The conference, at Friends House in Euston, brought together parliamentarians, campaigners, institutions and others to discuss reparations and the continued exploitation of peoples of African descent across the world.
Hosted as part of ongoing Quaker discernment on how to make meaningful reparations for the trans-Atlantic slave trade and colonialism, the free conference featured sessions on issues related to reparatory justice from education to environmental justice.
Edwina Peart, the inclusion and diversity coordinator for BYM, said: ‘It was wonderful that we were able to share our building in this way. The issue of reparations is really gaining momentum; it does feel like we are moving.’

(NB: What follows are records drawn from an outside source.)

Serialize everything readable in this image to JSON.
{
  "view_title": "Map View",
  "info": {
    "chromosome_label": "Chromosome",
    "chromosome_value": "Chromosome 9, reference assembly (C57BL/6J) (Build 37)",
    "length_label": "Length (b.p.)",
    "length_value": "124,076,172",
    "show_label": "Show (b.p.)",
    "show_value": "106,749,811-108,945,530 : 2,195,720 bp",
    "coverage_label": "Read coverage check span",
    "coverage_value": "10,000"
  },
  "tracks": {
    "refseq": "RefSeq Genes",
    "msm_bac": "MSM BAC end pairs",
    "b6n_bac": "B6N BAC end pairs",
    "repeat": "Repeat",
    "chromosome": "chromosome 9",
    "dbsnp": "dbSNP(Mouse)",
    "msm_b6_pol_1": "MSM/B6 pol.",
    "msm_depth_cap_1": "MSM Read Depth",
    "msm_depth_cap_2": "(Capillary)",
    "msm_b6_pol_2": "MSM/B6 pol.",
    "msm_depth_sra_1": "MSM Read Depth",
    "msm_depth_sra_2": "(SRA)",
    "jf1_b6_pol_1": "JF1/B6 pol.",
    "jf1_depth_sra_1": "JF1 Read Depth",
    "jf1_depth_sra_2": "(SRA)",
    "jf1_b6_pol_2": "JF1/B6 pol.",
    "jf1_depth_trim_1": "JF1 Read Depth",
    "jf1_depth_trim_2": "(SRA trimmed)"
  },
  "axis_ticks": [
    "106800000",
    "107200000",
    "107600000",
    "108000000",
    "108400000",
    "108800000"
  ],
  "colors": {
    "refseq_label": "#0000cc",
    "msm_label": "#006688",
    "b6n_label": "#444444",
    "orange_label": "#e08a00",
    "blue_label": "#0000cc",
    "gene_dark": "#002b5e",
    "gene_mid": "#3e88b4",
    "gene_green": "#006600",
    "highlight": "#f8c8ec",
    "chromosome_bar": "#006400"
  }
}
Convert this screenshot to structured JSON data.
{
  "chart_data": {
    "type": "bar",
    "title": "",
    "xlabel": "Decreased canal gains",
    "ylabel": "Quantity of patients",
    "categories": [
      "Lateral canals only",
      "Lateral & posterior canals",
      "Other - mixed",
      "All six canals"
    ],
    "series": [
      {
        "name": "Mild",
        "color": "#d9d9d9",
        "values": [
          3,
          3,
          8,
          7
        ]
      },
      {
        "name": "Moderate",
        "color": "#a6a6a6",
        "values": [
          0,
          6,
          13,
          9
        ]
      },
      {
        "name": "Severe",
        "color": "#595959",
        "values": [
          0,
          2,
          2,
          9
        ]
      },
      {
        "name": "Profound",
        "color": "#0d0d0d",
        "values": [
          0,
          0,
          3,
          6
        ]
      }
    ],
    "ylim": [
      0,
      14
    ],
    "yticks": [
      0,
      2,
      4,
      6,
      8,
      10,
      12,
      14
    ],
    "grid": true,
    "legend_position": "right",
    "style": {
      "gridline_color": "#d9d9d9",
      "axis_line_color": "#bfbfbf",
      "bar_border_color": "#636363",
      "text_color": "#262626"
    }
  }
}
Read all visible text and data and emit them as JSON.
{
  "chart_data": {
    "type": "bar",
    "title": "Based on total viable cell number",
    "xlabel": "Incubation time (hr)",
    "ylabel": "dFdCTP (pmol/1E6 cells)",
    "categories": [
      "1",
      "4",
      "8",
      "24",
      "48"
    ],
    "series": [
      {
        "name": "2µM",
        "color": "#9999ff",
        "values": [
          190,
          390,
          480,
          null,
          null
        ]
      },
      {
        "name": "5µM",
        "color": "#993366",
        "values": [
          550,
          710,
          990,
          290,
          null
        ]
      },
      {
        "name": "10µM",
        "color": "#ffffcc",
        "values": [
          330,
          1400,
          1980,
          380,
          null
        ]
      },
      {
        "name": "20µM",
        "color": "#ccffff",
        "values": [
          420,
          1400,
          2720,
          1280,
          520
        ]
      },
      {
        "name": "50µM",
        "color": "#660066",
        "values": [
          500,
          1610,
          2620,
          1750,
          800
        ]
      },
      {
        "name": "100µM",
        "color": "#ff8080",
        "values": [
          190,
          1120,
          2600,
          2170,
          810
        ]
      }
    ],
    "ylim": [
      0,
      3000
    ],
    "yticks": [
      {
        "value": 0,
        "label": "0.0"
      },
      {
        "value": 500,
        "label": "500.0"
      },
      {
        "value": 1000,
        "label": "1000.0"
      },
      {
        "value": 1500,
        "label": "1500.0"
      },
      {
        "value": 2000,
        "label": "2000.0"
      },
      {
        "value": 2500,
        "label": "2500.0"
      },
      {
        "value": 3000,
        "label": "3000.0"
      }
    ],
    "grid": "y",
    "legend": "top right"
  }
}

The conference showed increasing collaboration, she added, encompassing, not just reparations to Caribbean nations affected by the slave trade, but the impact on African countries.
‘For example, the Caricom group of Caribbean nations, whose ten-point plan for reparations was discussed at the conference, are to meet with the African Union to discuss their view of the issue,’ Edwina Peart said.
Speakers included Diane Abbott MP; Kwame Kwei-Armah, artistic director of the Young Vic; and Kimani Nehusi, a professor at Temple University.
Siobhán Haire, the deputy recording clerk for BYM, also contributed to a panel discussing the complex history of churches in enslavement of African peoples and the need to decolonise the aid sector.
The APPG-AR, founded in 2021 and chaired by Bell Ribeiro-Addy MP, brings together parliamentarians, campaigners and communities. It explores policy proposals on reparations and development and how best to redress the legacies of African enslavement and colonialism.